In Noise by Kahneman, Sibony and Sunstein, they discuss how much variation there is in sentences for very similar circumstances. This made me curious how much variation in sentencing there was in the Australian legal systems. In Victoria the sentencing council publishes statistics on sentences by offence that helps answer this question. But I'd recently seen some news about South Australia, and was wondering if I could get the information for South Australia.

The Courts Administration Authority of South Australia published Sentencing Remarks for judgements, but it only keeps data back one month. Sentencing remarks are very informative because they explain the rationale behind the sentencing; the factors the judge consciously weighted (in Noise they talk about unconscious factors citing that Judges give more favourable rulings after lunch, but this could just be correlation with whether the defendants have legal representation). The Australasian Legal Information Institute has a great public database of case law, but it doesn't have all the sentencing remarks for South Australia (there were cases where I could only find the judgements, not the sentencing remarks).

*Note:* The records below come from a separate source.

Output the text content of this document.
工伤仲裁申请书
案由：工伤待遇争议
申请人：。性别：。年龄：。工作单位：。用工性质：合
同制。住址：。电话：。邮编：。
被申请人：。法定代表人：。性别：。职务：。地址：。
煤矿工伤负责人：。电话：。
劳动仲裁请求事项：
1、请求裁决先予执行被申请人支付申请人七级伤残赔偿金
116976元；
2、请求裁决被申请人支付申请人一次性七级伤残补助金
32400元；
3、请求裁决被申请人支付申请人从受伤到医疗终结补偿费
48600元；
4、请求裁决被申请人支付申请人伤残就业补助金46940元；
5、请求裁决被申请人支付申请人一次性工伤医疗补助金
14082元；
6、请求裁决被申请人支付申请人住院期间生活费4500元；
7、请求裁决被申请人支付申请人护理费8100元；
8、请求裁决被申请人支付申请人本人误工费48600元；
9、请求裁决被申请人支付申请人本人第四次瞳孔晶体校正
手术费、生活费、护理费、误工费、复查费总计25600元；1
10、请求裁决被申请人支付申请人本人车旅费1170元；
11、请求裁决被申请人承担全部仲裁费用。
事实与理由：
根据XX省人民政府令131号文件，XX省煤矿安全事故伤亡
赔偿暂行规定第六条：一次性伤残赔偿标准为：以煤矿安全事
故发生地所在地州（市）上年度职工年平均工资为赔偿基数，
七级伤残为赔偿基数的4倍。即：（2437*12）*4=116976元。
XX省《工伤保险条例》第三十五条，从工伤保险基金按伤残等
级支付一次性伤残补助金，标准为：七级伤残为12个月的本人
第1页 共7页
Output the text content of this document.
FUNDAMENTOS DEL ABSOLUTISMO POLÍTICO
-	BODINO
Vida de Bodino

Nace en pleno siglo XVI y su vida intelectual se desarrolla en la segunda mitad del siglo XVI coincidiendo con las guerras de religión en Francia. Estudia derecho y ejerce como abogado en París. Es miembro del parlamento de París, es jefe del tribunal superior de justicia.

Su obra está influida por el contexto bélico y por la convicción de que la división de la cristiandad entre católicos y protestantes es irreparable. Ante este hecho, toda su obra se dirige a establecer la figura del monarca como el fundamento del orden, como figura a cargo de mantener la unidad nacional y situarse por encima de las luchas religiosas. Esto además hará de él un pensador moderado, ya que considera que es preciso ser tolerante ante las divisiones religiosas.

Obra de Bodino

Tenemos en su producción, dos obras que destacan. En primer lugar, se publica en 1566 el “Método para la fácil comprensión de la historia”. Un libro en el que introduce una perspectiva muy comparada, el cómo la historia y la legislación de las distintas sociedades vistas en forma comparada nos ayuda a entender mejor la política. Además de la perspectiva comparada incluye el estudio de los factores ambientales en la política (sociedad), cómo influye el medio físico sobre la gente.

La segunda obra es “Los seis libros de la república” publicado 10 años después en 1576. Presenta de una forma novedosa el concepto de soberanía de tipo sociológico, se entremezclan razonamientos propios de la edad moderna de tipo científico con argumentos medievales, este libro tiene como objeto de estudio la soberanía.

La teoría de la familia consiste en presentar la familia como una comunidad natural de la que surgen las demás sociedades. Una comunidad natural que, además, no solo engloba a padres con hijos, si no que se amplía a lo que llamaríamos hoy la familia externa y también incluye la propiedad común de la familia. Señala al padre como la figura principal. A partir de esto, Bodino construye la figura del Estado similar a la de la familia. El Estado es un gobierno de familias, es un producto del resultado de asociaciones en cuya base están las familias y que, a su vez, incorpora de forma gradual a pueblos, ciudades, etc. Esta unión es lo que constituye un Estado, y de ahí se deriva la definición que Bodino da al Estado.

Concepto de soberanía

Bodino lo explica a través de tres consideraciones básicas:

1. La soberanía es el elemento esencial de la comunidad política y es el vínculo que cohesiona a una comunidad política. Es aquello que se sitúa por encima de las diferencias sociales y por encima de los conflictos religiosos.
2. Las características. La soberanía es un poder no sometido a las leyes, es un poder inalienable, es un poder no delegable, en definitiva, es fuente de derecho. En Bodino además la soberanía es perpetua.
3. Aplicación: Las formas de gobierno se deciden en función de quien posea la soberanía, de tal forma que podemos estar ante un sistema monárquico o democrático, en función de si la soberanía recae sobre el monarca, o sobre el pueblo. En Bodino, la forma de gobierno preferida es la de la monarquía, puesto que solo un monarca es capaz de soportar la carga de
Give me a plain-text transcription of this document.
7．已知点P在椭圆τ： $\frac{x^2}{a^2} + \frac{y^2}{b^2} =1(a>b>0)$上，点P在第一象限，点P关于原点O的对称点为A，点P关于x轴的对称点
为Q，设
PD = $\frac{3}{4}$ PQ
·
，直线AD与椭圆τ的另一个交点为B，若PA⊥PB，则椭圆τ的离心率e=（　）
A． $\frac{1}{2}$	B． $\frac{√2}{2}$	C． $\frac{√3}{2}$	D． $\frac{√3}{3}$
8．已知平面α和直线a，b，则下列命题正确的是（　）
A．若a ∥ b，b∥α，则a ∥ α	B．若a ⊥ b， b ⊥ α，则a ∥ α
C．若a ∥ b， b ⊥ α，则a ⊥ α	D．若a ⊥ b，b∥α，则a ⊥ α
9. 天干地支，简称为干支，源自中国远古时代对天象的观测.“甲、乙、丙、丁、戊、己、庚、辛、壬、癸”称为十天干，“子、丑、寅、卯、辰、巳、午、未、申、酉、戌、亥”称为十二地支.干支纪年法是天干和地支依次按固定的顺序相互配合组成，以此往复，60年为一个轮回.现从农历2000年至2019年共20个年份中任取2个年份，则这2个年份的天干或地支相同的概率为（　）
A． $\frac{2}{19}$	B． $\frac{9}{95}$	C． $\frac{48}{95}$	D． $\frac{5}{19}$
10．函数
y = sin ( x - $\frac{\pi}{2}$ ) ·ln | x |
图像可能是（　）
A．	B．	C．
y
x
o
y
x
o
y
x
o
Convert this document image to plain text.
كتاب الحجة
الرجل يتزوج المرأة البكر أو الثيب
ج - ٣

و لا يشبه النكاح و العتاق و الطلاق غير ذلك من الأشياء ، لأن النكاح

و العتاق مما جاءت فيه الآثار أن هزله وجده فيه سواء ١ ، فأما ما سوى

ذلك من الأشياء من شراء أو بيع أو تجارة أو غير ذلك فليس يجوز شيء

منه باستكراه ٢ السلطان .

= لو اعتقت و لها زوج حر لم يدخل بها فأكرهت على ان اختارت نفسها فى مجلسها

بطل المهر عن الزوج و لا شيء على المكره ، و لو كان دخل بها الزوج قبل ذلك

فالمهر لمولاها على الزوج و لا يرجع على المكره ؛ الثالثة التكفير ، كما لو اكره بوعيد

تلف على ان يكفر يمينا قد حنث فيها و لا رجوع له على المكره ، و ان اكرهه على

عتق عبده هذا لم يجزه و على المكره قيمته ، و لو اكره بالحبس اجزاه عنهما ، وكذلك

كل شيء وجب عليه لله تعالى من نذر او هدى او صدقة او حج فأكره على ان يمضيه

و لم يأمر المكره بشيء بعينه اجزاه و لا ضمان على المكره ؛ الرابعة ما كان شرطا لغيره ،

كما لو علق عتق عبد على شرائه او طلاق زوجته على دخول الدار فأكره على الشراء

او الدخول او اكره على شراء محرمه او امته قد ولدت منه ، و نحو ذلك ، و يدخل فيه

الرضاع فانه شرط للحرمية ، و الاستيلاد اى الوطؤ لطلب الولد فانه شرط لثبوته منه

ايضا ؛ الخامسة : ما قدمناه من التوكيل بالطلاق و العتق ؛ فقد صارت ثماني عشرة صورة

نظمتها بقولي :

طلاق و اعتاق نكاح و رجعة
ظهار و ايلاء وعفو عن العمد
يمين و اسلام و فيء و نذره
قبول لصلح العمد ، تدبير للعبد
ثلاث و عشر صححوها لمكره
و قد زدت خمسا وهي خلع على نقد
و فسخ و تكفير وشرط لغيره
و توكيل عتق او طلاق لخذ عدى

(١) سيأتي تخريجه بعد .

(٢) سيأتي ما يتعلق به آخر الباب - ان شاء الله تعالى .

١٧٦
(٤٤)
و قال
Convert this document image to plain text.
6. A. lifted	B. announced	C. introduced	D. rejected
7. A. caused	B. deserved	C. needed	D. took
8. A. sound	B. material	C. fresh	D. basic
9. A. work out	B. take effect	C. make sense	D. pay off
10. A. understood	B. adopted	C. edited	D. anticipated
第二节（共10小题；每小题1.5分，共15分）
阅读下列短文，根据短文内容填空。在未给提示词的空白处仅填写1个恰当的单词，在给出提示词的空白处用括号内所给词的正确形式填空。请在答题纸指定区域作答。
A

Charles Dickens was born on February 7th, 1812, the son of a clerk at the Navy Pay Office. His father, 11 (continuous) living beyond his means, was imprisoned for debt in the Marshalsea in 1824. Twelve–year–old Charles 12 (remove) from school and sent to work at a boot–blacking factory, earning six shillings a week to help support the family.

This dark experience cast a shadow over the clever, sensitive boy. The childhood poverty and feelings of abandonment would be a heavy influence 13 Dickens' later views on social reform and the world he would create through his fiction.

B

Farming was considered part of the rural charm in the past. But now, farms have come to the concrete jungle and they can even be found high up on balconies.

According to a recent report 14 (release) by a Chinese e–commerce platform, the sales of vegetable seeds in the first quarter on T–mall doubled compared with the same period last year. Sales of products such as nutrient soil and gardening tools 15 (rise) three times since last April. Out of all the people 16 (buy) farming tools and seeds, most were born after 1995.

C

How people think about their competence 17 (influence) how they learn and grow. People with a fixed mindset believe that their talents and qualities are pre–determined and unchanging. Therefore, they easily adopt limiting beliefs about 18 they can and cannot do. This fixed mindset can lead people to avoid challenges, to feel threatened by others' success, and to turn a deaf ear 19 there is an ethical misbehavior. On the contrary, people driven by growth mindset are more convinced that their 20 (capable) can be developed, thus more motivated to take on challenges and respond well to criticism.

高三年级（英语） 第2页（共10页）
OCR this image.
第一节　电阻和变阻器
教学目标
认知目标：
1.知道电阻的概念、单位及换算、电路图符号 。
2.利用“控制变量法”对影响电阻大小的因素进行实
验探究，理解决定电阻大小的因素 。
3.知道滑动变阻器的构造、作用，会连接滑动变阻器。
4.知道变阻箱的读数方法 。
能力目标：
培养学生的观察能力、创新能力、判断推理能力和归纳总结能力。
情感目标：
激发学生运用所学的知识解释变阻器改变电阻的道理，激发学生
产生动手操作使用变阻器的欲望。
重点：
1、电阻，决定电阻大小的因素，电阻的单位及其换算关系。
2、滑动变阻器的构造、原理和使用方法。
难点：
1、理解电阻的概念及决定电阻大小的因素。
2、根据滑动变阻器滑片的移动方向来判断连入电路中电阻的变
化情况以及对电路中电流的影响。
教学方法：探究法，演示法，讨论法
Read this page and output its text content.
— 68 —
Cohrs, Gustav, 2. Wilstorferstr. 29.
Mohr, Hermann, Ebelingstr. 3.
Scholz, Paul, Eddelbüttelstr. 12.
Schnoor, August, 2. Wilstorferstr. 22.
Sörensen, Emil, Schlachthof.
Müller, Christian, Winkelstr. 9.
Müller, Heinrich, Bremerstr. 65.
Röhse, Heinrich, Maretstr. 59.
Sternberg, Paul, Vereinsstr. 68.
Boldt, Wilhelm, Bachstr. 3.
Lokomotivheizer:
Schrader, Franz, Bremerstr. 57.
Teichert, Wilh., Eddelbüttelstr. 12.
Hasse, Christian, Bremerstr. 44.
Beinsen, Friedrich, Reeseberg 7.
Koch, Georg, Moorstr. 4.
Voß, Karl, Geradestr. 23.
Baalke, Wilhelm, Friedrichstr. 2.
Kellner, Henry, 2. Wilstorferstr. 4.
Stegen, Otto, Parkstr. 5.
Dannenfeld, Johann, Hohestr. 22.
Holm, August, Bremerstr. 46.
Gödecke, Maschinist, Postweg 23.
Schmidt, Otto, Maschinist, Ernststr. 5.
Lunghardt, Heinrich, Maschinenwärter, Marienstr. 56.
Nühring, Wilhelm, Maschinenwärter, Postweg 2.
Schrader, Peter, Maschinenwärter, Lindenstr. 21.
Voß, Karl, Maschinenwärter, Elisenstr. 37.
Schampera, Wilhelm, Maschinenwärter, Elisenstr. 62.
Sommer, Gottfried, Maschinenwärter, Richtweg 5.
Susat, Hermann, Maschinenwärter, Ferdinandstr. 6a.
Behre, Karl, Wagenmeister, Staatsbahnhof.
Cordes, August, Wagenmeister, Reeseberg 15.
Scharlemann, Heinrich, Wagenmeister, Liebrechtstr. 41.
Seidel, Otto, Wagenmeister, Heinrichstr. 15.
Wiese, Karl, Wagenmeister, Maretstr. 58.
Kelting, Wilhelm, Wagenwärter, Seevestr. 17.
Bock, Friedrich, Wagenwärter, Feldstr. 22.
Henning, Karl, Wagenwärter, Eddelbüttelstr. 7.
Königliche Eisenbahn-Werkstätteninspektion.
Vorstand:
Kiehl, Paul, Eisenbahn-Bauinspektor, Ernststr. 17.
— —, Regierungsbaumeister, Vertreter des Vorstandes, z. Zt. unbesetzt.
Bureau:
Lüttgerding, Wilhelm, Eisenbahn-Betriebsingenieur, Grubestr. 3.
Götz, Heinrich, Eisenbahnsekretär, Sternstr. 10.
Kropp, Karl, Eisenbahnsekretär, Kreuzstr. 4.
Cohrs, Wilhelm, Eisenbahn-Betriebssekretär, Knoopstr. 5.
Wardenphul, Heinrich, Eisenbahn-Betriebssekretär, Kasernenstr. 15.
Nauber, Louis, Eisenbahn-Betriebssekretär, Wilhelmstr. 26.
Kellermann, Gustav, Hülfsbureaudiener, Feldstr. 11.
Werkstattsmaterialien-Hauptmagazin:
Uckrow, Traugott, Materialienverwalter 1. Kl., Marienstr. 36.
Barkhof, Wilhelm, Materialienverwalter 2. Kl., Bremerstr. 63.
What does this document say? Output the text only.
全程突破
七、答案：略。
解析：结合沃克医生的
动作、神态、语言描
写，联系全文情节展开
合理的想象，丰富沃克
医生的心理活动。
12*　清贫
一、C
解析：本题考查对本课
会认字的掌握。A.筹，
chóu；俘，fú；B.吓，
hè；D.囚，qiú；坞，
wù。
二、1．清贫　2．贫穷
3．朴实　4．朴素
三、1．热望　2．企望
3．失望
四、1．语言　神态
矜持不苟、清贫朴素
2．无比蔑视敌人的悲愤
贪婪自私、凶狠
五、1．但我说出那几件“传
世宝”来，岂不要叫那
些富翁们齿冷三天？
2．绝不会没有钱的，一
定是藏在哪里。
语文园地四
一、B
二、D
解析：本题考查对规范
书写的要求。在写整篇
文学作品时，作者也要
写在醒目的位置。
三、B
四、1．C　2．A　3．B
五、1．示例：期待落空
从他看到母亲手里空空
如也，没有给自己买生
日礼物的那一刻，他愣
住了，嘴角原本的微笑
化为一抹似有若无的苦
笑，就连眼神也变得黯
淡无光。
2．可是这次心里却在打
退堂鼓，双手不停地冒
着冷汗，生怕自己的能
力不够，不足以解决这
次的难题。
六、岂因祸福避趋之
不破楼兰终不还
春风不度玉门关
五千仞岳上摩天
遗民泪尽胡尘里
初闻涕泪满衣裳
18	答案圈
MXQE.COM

It's fantastic that the South Australian Sentencing Remarks are publicly available online; they inform the public on how these decisions are made which should be in line with community expectations. Without that feedback loop it would be harder for the public to find out why a sentence was given. However it's a pity it only goes back one month, the only way I could find to get sentences beyond that was by going through news media websites. It would be a great service if someone archived these and made them publicly available.

For a very short time in 2013 the Wayback Machine captured some of these sentencing remarks. The remarks are listed on http://www.courts.sa.gov.au/SentencingRemarks/Pages/default.aspx and link to URLs like http://www.courts.sa.gov.au/SentencingRemarks/Pages/lightbox.aspx?IsDlg=1&Filter=NNNN where the last characters are some number unique to the case.

While these are easy for a human to read, I thought it could be useful to try to extract relevant sections of the remarks programatically using Python. Here's a brief snippet to read an archived sentencing remark into Python using CDX Toolkit (which can also access Common Crawl):

import cdx_toolkit

# Fetcher for Internet Archive's Wayback Machine
cdx = cdx_toolkit.CDXFetcher(source='ia')

# Search for results
url = 'http://www.courts.sa.gov.au/SentencingRemarks/Pages/lightbox.aspx*'
# At running gets 784 results, 759 of them unique
results = [result for result in cdx.get(url) if 'Filter=' in result.data['url']]

# Get the plain text
text = extract_text(results[0].text)

The extract_text uses a very simple approach of converting the HTML to text (there are more robust ways to do this):

import parsel
import re

def extract_text(html: str) -> str:
    sel = parsel.Selector(r.text)
    selector = sel.css('div.item *::text')
    text = ''.join([remove_multiple_newlines(fragment) for fragment in selector.getall()])
    return remove_multiple_spaces(text)

def remove_multiple_spaces(text: str) -> str:
    return re.sub('[ \xa0]+', ' ', text)

def remove_multiple_newlines(text: str) -> str:
    # Insert a space because these can happen across markup
    return re.sub(r'\r\n(\r\n)?', r' \1', text)

From here you could use text matching or NLP to find relevant parts of the remarks.